In a signal achievement of the dramatically-changed regional political order during Trump’s last year in office, the normalization agreements were not accompanied by widespread street demonstrations in the cities of the Arab world – Amman, Beirut, Tunis, Algiers or Rabat. The unquestioned premise of the regional order prior to the diplomatic breakthroughs achieved under Trump – that Arab states would not normalize relations with Israel without a resolution of the Israel-Palestinian conflict – became irrelevant in a strategic realignment of the Arab Gulf states with Israel (with the exception of maverick Qatar) against Iran.  
Obama 2.0 diplomacy
Trump’s upending of the strategic map of the Middle East with the Abraham Accords established facts on the ground that the Biden administration cannot easily overturn. But President Biden seems well on the way to reversing the significant gains in Middle East diplomacy brokered by the Trump administration.  

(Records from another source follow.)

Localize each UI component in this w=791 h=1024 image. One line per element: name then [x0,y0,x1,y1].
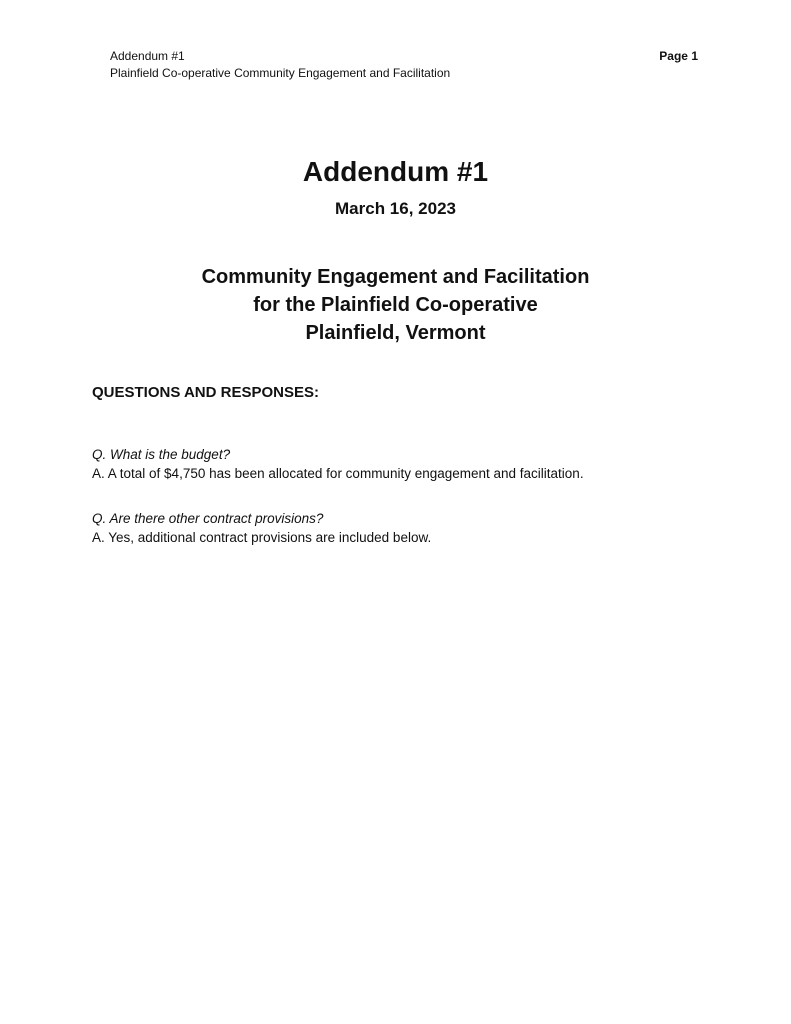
page-header [110,48,700,82]
project-title [0,263,791,347]
project-title-line-3: Plainfield, Vermont [305,322,486,344]
qa-item [92,445,702,483]
header-left [110,48,700,82]
document-title: Addendum #1 [302,156,489,187]
question-text: Q. What is the budget? [92,447,231,462]
section-heading: QUESTIONS AND RESPONSES: [92,384,319,401]
project-title-line-2: for the Plainfield Co-operative [253,294,538,316]
qa-item [92,509,702,547]
header-project-name: Plainfield Co-operative Community Engagement and Facilitation [110,66,451,80]
question-text: Q. Are there other contract provisions? [92,511,324,526]
header-document-title: Addendum #1 [110,49,185,63]
project-title-line-1: Community Engagement and Facilitation [201,266,590,288]
answer-text: A. Yes, additional contract provisions are included below. [92,530,432,545]
page-number: Page 1 [659,49,698,63]
answer-text: A. A total of $4,750 has been allocated for community engagement and facilitation. [92,466,584,481]
document-date: March 16, 2023 [335,199,456,218]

Biden’s foreign policy team, dubbed “Obama 2.0,” includes US Secretary of State Antony Blinken, Deputy Secretary of State Wendy Sherman, US National Security Advisor Jake Sullivan and envoy to Iran Robert Malley – all of whom played a key role in negotiating the 2015 Iran nuclear deal. Iran has already adopted its maximalist position, demanding an end to US sanctions prior to negotiations with the US over the resumption of the nuclear deal. Having announced that it had begun increasing its uranium enrichment levels to 20% in late January in its most significant breach of the nuclear deal, Iran then followed up with the production of uranium metal according to the International Atomic Energy Agency, the UN atomic agency.  
Iran exhibited its willingness to assert its claims in the region as Biden prepared to take office when its forces seized a South Korean oil tanker in Persian Gulf waters in early January. Emboldened by the change in US presidency, Iran is already pushing more oil onto the market, even as sanctions remain in place, as it tests the Biden administration’s resolve. There is little doubt that Iran will weigh in on Oman – which has long been neutral in its diplomatic relations with Iran and its Arab Gulf neighbors – in the latter’s deliberations to normalize relations with Israel.
Hanging together... or separately
Obama’s visceral distancing from Saudi Arabia, the UAE and its allies in the Gulf while “normalizing” Iran was perceived by the Gulf Arab monarchies as nothing short of betrayal. For them, the likely state of affairs under a Biden presidency would seem a terrible case of déjà vu. In their deliberations of statecraft, the moderate Gulf Arab leaders – along with their key allies in Egypt and Israel – may well ponder the words attributed to Benjamin Franklin on the eve of declaring independence for the Continental Congress in 1776 when he and his colleagues were putting their lives on the line: “we must all hang together, or... we shall all hang separately.”  
The writer is visiting senior research fellow at the Middle East Institute and National University of Singapore. He is a regular Forbes contributor and has published op-eds in the ‘South China Morning Post,’ ‘Asia Times,’ ‘Straits Times’ (Singapore), ‘Business Times’ (Singapore), ‘Business Standard’ (India), ‘Far Eastern Economic Review’ and elsewhere.